Mujer, Coronada por Dios para Reinar

Juan 19:2
«Y los soldados entretejieron una corona de espinas, y la pusieron sobre su cabeza…»

La corona de espinas:

  • Representa la maldición del pecado (Génesis 3:18).
  • Significa el sufrimiento emocional, mental, la opresión y la depresión que Cristo llevó por nosotros.
  • Es símbolo del desprecio y la humillación que muchas mujeres han enfrentado en la historia.

Jesús pagó el precio para que tú fueras libre:

  • Libre del rechazo, el menosprecio y el abandono.
  • Libre de la ansiedad, la culpa y la vergüenza.
  • Libre de las ataduras emocionales y mentales que impiden avanzar.

Corona de Vida por Vencer la Tentación

Santiago 1:12
«Bienaventurado el varón que soporta la tentación; porque cuando haya resistido la prueba, recibirá la corona de vida, que Dios ha prometido a los que le aman.»

Abigail: De Plebeya a Reina

Texto Base: 1 Samuel 25

Abigail resistió la tentación de actuar impulsivamente contra su esposo Nabal.

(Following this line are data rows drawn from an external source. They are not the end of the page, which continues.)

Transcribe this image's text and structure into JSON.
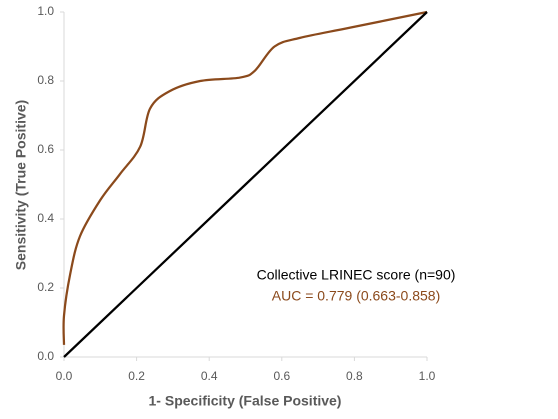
{
  "chart_data": {
    "type": "line",
    "x_label": "1- Specificity (False Positive)",
    "y_label": "Sensitivity (True Positive)",
    "annotations": [
      "Collective LRINEC score (n=90)",
      "AUC = 0.779 (0.663-0.858)"
    ],
    "series": [
      {
        "color": "#8b4a1c",
        "x": [
          0,
          0,
          0.017,
          0.044,
          0.1,
          0.154,
          0.21,
          0.237,
          0.29,
          0.375,
          0.485,
          0.526,
          0.58,
          0.65,
          0.79,
          1
        ],
        "values": [
          0.035,
          0.12,
          0.24,
          0.35,
          0.455,
          0.53,
          0.61,
          0.72,
          0.77,
          0.8,
          0.81,
          0.83,
          0.9,
          0.925,
          0.955,
          1
        ]
      },
      {
        "color": "#000000",
        "x": [
          0,
          1
        ],
        "values": [
          0,
          1
        ]
      }
    ],
    "xlim": [
      0,
      1
    ],
    "ylim": [
      0,
      1
    ],
    "xticks": [
      {
        "value": 0,
        "label": "0.0"
      },
      0.2,
      0.4,
      0.6,
      0.8,
      {
        "value": 1,
        "label": "1.0"
      }
    ],
    "yticks": [
      {
        "value": 0,
        "label": "0.0"
      },
      0.2,
      0.4,
      0.6,
      0.8,
      {
        "value": 1,
        "label": "1.0"
      }
    ],
    "grid": false
  }
}
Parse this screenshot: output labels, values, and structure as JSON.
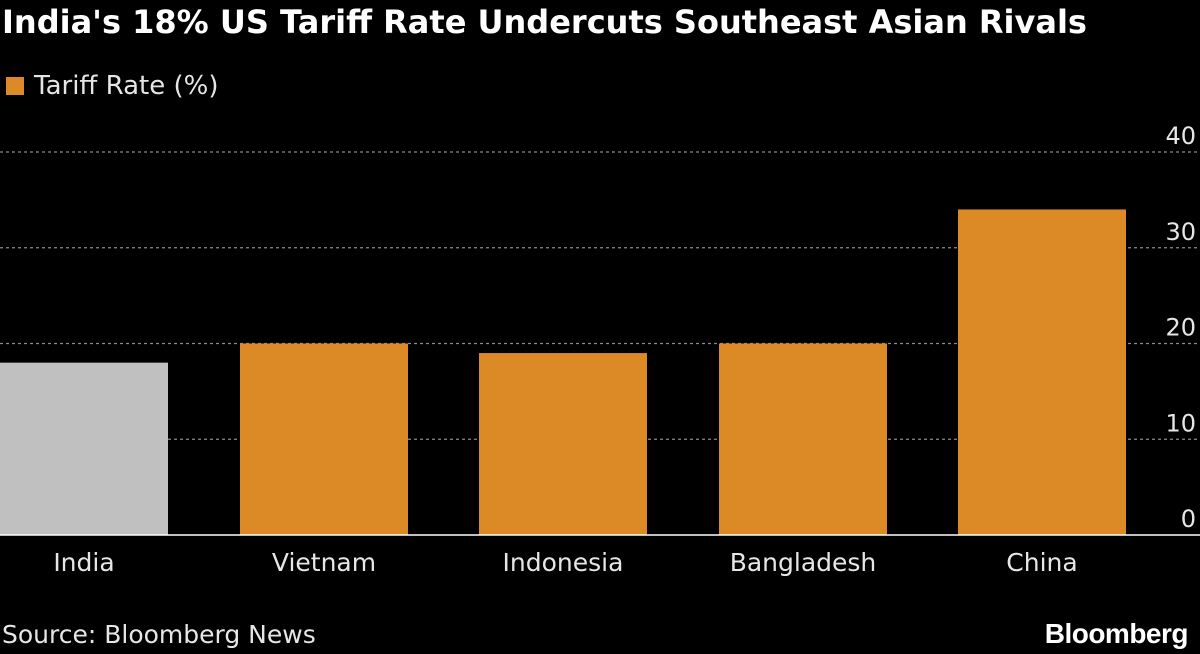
{
  "title": "India's 18% US Tariff Rate Undercuts Southeast Asian Rivals",
  "legend": {
    "label": "Tariff Rate (%)"
  },
  "source": "Source: Bloomberg News",
  "brand": "Bloomberg",
  "colors": {
    "background": "#000000",
    "highlight_bar": "#c0c0c0",
    "bar": "#dc8a26",
    "grid": "#8a8a8a",
    "axis": "#ffffff",
    "tick_text": "#e6e6e6"
  },
  "chart_data": {
    "type": "bar",
    "title": "India's 18% US Tariff Rate Undercuts Southeast Asian Rivals",
    "categories": [
      "India",
      "Vietnam",
      "Indonesia",
      "Bangladesh",
      "China"
    ],
    "series": [
      {
        "name": "Tariff Rate (%)",
        "values": [
          18,
          20,
          19,
          20,
          34
        ]
      }
    ],
    "highlight_category": "India",
    "xlabel": "",
    "ylabel": "",
    "ylim": [
      0,
      40
    ],
    "yticks": [
      0,
      10,
      20,
      30,
      40
    ],
    "grid": true,
    "legend_position": "top-left"
  }
}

Su historia muestra a una mujer sabia, humilde y valiente. Nabal actuó de forma insensata y despectiva, negándose a ayudar a David y su ejército. David, indignado, planeó vengarse, pero Abigail intervino con prudencia, evitando una tragedia.

Su «corona» representa el reconocimiento de su carácter virtuoso. No respondió con ira, sino con sabiduría y humildad, buscando una solución pacífica que honrara a Dios y protegiera su hogar.

1 Samuel 25:32-33
«…Bendito sea tu razonamiento y bendita tú que me has detenido hoy de ir a derramar sangre…»

Abigail vivió rodeada de adversidad:

  • Casada con un hombre duro y perverso.
  • Enfrentó una crisis que pudo haber terminado en tragedia.

Abigail se destacó por:

  • Su sabiduría: Supo actuar con prudencia y respeto.
  • Su humildad: Se postró ante David reconociendo su autoridad.
  • Su valentía: Fue audaz al interceder por su casa.

No importa dónde naciste o qué circunstancias hayas vivido, Dios puede levantarte como reina cuando actúcas con fe y sabiduría.

Mujer, Recibe tu Corona

Isaías 61:3
«…para darles corona en lugar de ceniza…»

Jesús llevó una corona de espinas para que tú recibas:

  • Una corona de paz en lugar de angustia.
  • Una corona de gozo en lugar de tristeza.
  • Una corona de dignidad en lugar de vergüenza.

Hoy el Señor te dice: “Mujer, naciste para reinar.” No importa tu pasado ni las heridas que hayas enfrentado; hay una corona de gloria reservada para ti.

Vamos a cerrar este mensaje con una declaración profética. Así como Jesús llevó la corona de espinas para que tú recibieras una corona de honra, hoy vamos a declarar que el Señor coloca sobre ti Su corona de gloria, justicia y gozo. Prepárate para recibir lo que Él ya conquistó en la cruz.

Oración:
“Padre celestial, hoy venimos delante de Ti reconociendo que Jesús llevó una corona de espinas para que cada una de nosotras recibiera una corona de honra y dignidad. Declaramos que toda carga mental, toda opresión, toda tristeza y todo dolor emocional son removidos ahora en el nombre de Jesús.

Señor, sobre cada mujer presente hoy, coloco en el espíritu la corona que Tú ya ganaste para ellas:

  • La corona de vida, para que vivan en plenitud.
  • La corona de justicia, para que caminen en rectitud y autoridad.
  • La corona de gloria, para que sean testimonio vivo de Tu poder.
  • La corona incorruptible, para que vivan con dominio propio y fortaleza.
  • La corona de gozo, para que sus vidas estén llenas de alegría y paz.

Hoy declaramos que las mujeres no son víctimas de su pasado, sino reinas nacidas para reinar. Reciben autoridad para gobernar sus emociones, sus hogares, sus finanzas y sus relaciones conforme a Tu Palabra.

Proclamo que sus mentes son libres, sus corazones son sanos y sus pasos están dirigidos por Ti. En el nombre poderoso de Jesús. Amén.

Mujer, el Señor te ha dado una corona que nadie te podrá quitar. Mantente con la cabeza en alto, porque eres hija del Rey y naciste para reinar.